Sale-Leasebacks

HighBar Property Group > Services > Sale-Leasebacks

Sale-leasebacks are defined as a transaction in which a company sells an asset (real estate) that they own and occupy to an investor, and then the seller leases back the asset from the buyer. The property owner becomes the property lessee, and in the process they unlock capital for their business and significantly reduce their real estate costs.

Sale-leasebacks are useful for businesses that do not want to be in the business of owning real estate, and would benefit from converting that real estate equity into cash. For businesses of all sizes, this arrangement is often significantly more profitable than seeking traditional financing from a financial institution to fund growth or other operations.

If you would like to determine whether a sale-leaseback makes sense for you, please call us for a complimentary consultation at (508) 921-0433 or (615) 829-6604 or contact a member of our team.

Businesses can use the capital generated from sale-leasebacks to pay for growth (new equipment, or employees, for example), or simply for day-to-day operations.

Benefits to a property owner include:

Tax benefits: Recent changes to the tax code now limit the deductibility of interest expense on a mortgage. Sale-leasebacks can replace the interest expense on a mortgage with a fully-deductible rent expense.

Favorable financing terms: Businesses looking to finance growth can typically generate more money from selling real estate than they can generate through a loan from a financial institution.

Risk transfer: The owner/occupant of the real estate will transfer the risk of owning real estate to the buyer (including potential depreciation), while still maintaining control of the asset through a long-term lease.

Flexibility: The seller can vacate the asset at the end of the lease term if it no longer meets their needs. Instead of having to sell a vacant building at the time they no longer need it (which would garner a lower sale price and a smaller buyer pool), they can sell it today through a sale-leaseback at a higher price.

Higher value for the real estate: If the business owner ever plans to sell the business, the value of any real estate asset will often be discounted as part of the packaged deal. Separating the real estate asset and selling it now, well before the sale of the business itself, ensures that both the business and the real estate are sold for the maximum possible amount.

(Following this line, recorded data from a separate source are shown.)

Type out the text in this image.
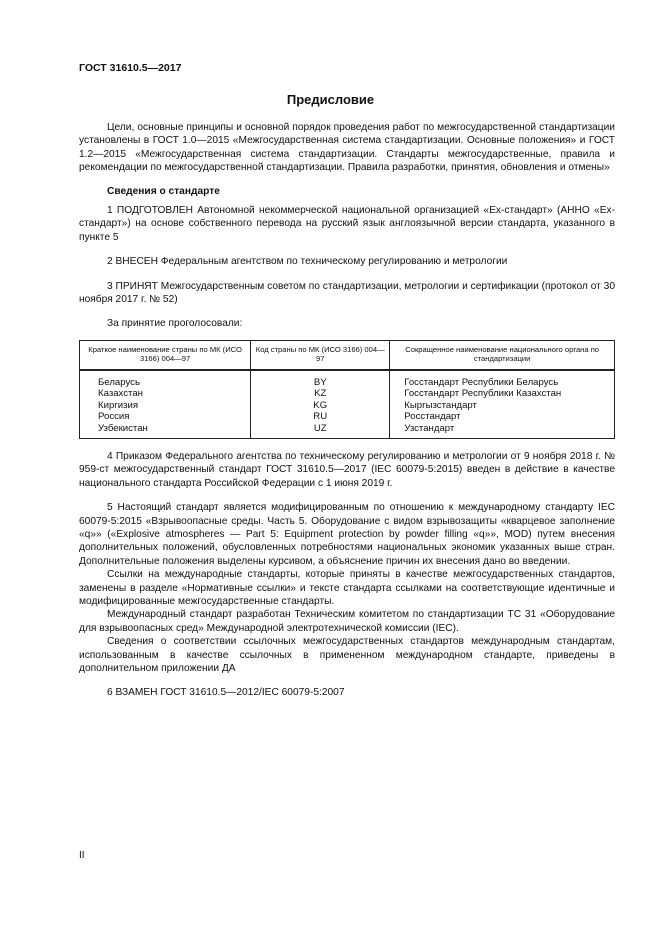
ГОСТ 31610.5—2017
Предисловие

Цели, основные принципы и основной порядок проведения работ по межгосударственной стандартизации установлены в ГОСТ 1.0—2015 «Межгосударственная система стандартизации. Основные положения» и ГОСТ 1.2—2015 «Межгосударственная система стандартизации. Стандарты межгосударственные, правила и рекомендации по межгосударственной стандартизации. Правила разработки, принятия, обновления и отмены»

Сведения о стандарте

1 ПОДГОТОВЛЕН Автономной некоммерческой национальной организацией «Ех-стандарт» (АННО «Ех-стандарт») на основе собственного перевода на русский язык англоязычной версии стандарта, указанного в пункте 5

2 ВНЕСЕН Федеральным агентством по техническому регулированию и метрологии

3 ПРИНЯТ Межгосударственным советом по стандартизации, метрологии и сертификации (протокол от 30 ноября 2017 г. № 52)

За принятие проголосовали:

Краткое наименование страны по МК (ИСО 3166) 004—97	Код страны по МК (ИСО 3166) 004—97	Сокращенное наименование национального органа по стандартизации
Беларусь	BY	Госстандарт Республики Беларусь
Казахстан	KZ	Госстандарт Республики Казахстан
Киргизия	KG	Кыргызстандарт
Россия	RU	Росстандарт
Узбекистан	UZ	Узстандарт

4 Приказом Федерального агентства по техническому регулированию и метрологии от 9 ноября 2018 г. № 959-ст межгосударственный стандарт ГОСТ 31610.5—2017 (IEC 60079-5:2015) введен в действие в качестве национального стандарта Российской Федерации с 1 июня 2019 г.

5 Настоящий стандарт является модифицированным по отношению к международному стандарту IEC 60079-5:2015 «Взрывоопасные среды. Часть 5. Оборудование с видом взрывозащиты «кварцевое заполнение «q»» («Explosive atmospheres — Part 5: Equipment protection by powder filling «q»», MOD) путем внесения дополнительных положений, обусловленных потребностями национальных экономик указанных выше стран. Дополнительные положения выделены курсивом, а объяснение причин их внесения дано во введении.

Ссылки на международные стандарты, которые приняты в качестве межгосударственных стандартов, заменены в разделе «Нормативные ссылки» и тексте стандарта ссылками на соответствующие идентичные и модифицированные межгосударственные стандарты.

Международный стандарт разработан Техническим комитетом по стандартизации ТС 31 «Оборудование для взрывоопасных сред» Международной электротехнической комиссии (IEC).

Сведения о соответствии ссылочных межгосударственных стандартов международным стандартам, использованным в качестве ссылочных в примененном международном стандарте, приведены в дополнительном приложении ДА

6 ВЗАМЕН ГОСТ 31610.5—2012/IEC 60079-5:2007

II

Benefits to a real estate investor include:

Real estate investors benefit from sale-leasebacks because they get a committed, long-term tenant that is already familiar with the property. Sale-leasebacks tend to be particularly attractive to investors, garnering low cap rates, because they typically come with a long-term lease. This is true even in economic downturns, because businesses that use sale-leasebacks to generate capital will be stronger, more stable tenants than many other retail tenants.

Businesses that engage in a sale-leaseback should keep in mind that the terms of the lease – especially lease duration, rental amount, and rent escalations – have an impact on the cap rate that the asset will sell for. The longer the lease term, and the better the lease terms are for the buyer, the lower the cap rate will be. The lower the cap rate, the higher the price for the asset.